A CBS SF report this week revealed cheating below market rate (BMR) homeowners suspected of breaking the rules by turning their units into rentals.

According to the report, “The Mayor’s Office of Housing says it is investigating approximately 40 cases involving misuse of below market rate units. That’s about 10 percent of the BMRs in the city.”

The possibility that one out of ten of the city’s crucial yet limited BMR homes may belong to a cheat is enough to inspire queasiness and rage.

However, Deirdre Hussey, spokesperson for Mayor Ed Lee and the Mayor’s Office of Housing, tells Curbed SF that the one in ten figure isn’t right.

“There are 40 cases under investigation,” says Hussey. “But that’s one percent; there are about 4,000 BMR homes [altogether].”

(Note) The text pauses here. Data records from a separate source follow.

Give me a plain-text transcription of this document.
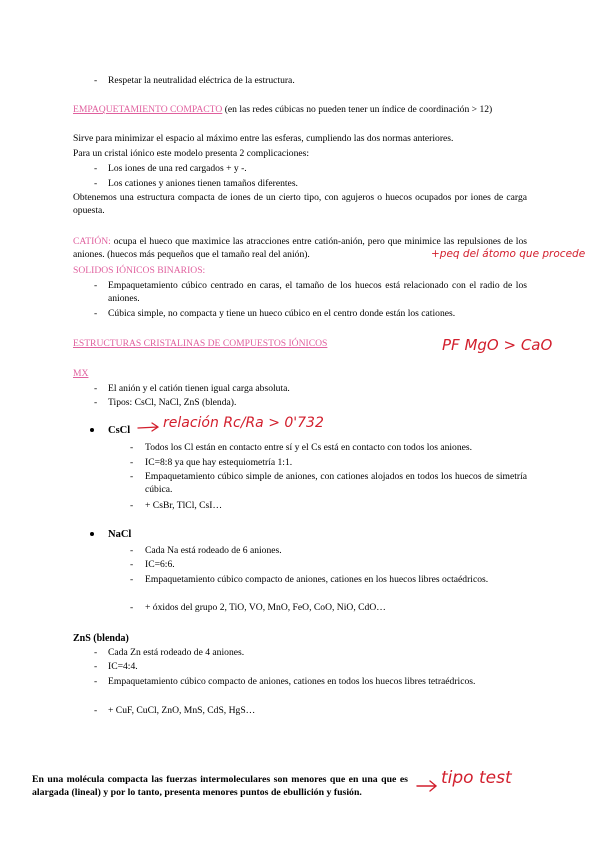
-	Respetar la neutralidad eléctrica de la estructura.
EMPAQUETAMIENTO COMPACTO (en las redes cúbicas no pueden tener un índice de coordinación > 12)
Sirve para minimizar el espacio al máximo entre las esferas, cumpliendo las dos normas anteriores.
Para un cristal iónico este modelo presenta 2 complicaciones:
-	Los iones de una red cargados + y -.
-	Los cationes y aniones tienen tamaños diferentes.
Obtenemos una estructura compacta de iones de un cierto tipo, con agujeros o huecos ocupados por iones de carga opuesta.
CATIÓN: ocupa el hueco que maximice las atracciones entre catión-anión, pero que minimice las repulsiones de los aniones. (huecos más pequeños que el tamaño real del anión).	+peq del átomo que procede
SOLIDOS IÓNICOS BINARIOS:
-	Empaquetamiento cúbico centrado en caras, el tamaño de los huecos está relacionado con el radio de los aniones.
-	Cúbica simple, no compacta y tiene un hueco cúbico en el centro donde están los cationes.
ESTRUCTURAS CRISTALINAS DE COMPUESTOS IÓNICOS	PF MgO > CaO
MX
-	El anión y el catión tienen igual carga absoluta.
-	Tipos: CsCl, NaCl, ZnS (blenda).
CsCl relación Rc/Ra > 0'732
-	Todos los Cl están en contacto entre sí y el Cs está en contacto con todos los aniones.
-	IC=8:8 ya que hay estequiometría 1:1.
-	Empaquetamiento cúbico simple de aniones, con cationes alojados en todos los huecos de simetría cúbica.
-	+ CsBr, TlCl, CsI…
NaCl
-	Cada Na está rodeado de 6 aniones.
-	IC=6:6.
-	Empaquetamiento cúbico compacto de aniones, cationes en los huecos libres octaédricos.
-	+ óxidos del grupo 2, TiO, VO, MnO, FeO, CoO, NiO, CdO…
ZnS (blenda)
-	Cada Zn está rodeado de 4 aniones.
-	IC=4:4.
-	Empaquetamiento cúbico compacto de aniones, cationes en todos los huecos libres tetraédricos.
-	+ CuF, CuCl, ZnO, MnS, CdS, HgS…
En una molécula compacta las fuerzas intermoleculares son menores que en una que es alargada (lineal) y por lo tanto, presenta menores puntos de ebullición y fusión.
tipo test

In this case “under investigation” could mean anything ranging from the city receiving a tip that someone is abusing their BMR agreement up to deferral to the Planning Commission for potential discipline.

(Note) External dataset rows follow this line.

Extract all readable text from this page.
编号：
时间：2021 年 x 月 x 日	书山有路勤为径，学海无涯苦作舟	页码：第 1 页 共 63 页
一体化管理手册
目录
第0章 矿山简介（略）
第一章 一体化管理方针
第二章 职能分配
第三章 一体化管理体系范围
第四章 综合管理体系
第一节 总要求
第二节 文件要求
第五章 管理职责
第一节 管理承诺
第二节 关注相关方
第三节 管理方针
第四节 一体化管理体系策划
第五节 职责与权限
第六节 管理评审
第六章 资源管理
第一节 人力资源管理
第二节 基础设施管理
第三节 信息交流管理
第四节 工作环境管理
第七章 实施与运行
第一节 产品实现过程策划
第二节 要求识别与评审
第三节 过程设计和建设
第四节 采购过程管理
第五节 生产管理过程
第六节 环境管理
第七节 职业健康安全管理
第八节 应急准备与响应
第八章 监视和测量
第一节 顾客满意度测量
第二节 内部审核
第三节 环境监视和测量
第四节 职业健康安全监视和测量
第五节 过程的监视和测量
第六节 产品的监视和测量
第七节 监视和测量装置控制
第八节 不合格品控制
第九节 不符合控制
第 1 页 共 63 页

While one percent doesn’t sounds nearly as provoking, it still adds up to dozens of scarce homes potentially in the hands of fleecers.

San Francisco Skyline Photo by Justin Sullivan/Getty Images

CBS SF says it found dozens of apparent cheats, including one who owns a BMR home in San Francisco but lives in Redwood City. Another case involves a BMR owner renting a home secured through the city on Airbnb for three figures a night.

And in one egregious case, Millennium Tower resident Amy Gussin, who reportedly owns property in New York, Beijing, and Los Angeles, allegedly rents out her Montgomery Street BMR unit on Airbnb for $149 a night.

“These units are an important public resource,” said Kate Hartley, director of the Mayor’s Office of Housing and Community Development, in an August press release.

“Their intended purpose [is] providing stable, long-term homes for low and middle-income households,” Hartley adds.

City Attorney Dennis Herrera is also suing several city homeowners for allegedly breaching agreements about their city-funded homes.

“These units are designed to provide hardworking city residents with homes they own. They are not investment properties for aspiring landlords,” says Herrera.

Note that all allegations are currently under investigation. Some of those being investigated have not yet even been formally accused.

The Mayor’s Office of Housing presently has 11 BMR homes listed as “available.” Would-be buyers must submit to a screening process to prove that their level of income and then win an opportunity to buy one of the units via a lottery.